In 2020, while many hotels in the sea city of Nha Trang faced a low occupancy rate of 20-30 percent and many others had to shut down, Cam Ranh Riviera Beach Resort & Spa ran well with an occupancy rate of 90-100 percent.

According to Cam Ranh Riviera’s CEO Mehmet Kin, the hotel previously mostly served travelers from Russia and East Europe (70 percent), South Korea (20 percent) and Vietnam (10 percent). But when the pandemic broke out, there were no foreign travelers.

Riviera then quickly shifted to focus on serving Vietnamese travelers when the domestic travel market reopened in May 2020, based on All Inclusive package service which served Russian travelers previously.

With three big promotion campaigns in May, August and November, after two days Riviera had an occupancy rate of 80-98 percent.

According to Mehmet Kin, it is the combination of good prices and services which brought success. Riviera provides free services to children aged below 12 and people over 70 to reduce difficulties for travelers who have seen income decrease because of the pandemic. It also offers free stay after check-out and provides entertainment services for three generations.

The Flamingo Dai Lai Resort has also succeeded in attracting travelers by offering green and safe space. Located a 20-minute drive away from the Noi Bai International Airport and 45-minute drive from Hanoi’s center, with large greenery and open space, the resort has attracted many travelers from MICE ( meetings, incentives, conferences & exhibitions) and team-building groups to groups of students and families.

Attaching much importance to epidemic prevention, Flamingo Dai Lai has been a safe destination. This, plus its advantages and good services, has helped the resort remain attractive to travelers.

The resort has had a 90 percent occupancy rate on weekends and 50,000 travelers in the last three months.

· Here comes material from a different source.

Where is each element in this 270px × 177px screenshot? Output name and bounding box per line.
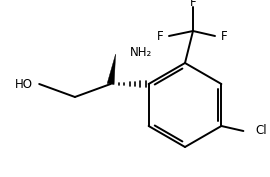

Nguyen Cong Hoan, Flamingo Redtours’ CEO, said that travel trends have changed as travelers prefer green resorts. Consumers nowadays have become more aware of physical and spiritual health, and the value of life, and tend to be more demanding about tour quality.

Vu The Binh, deputy chair of the Vietnam Tourism Association (VTA), believes that tourism will bounce back immediately when the pandemic eases.

“We are preparing in advance and are not pessimistic. Businesses are looking forward to the future,” he said.

The General Statistics Office (GSO) reported that Vietnam received only 3.8 million foreign arrivals in 2020, down 78.7 percent from 2019, as a result of the Covid-19 pandemic.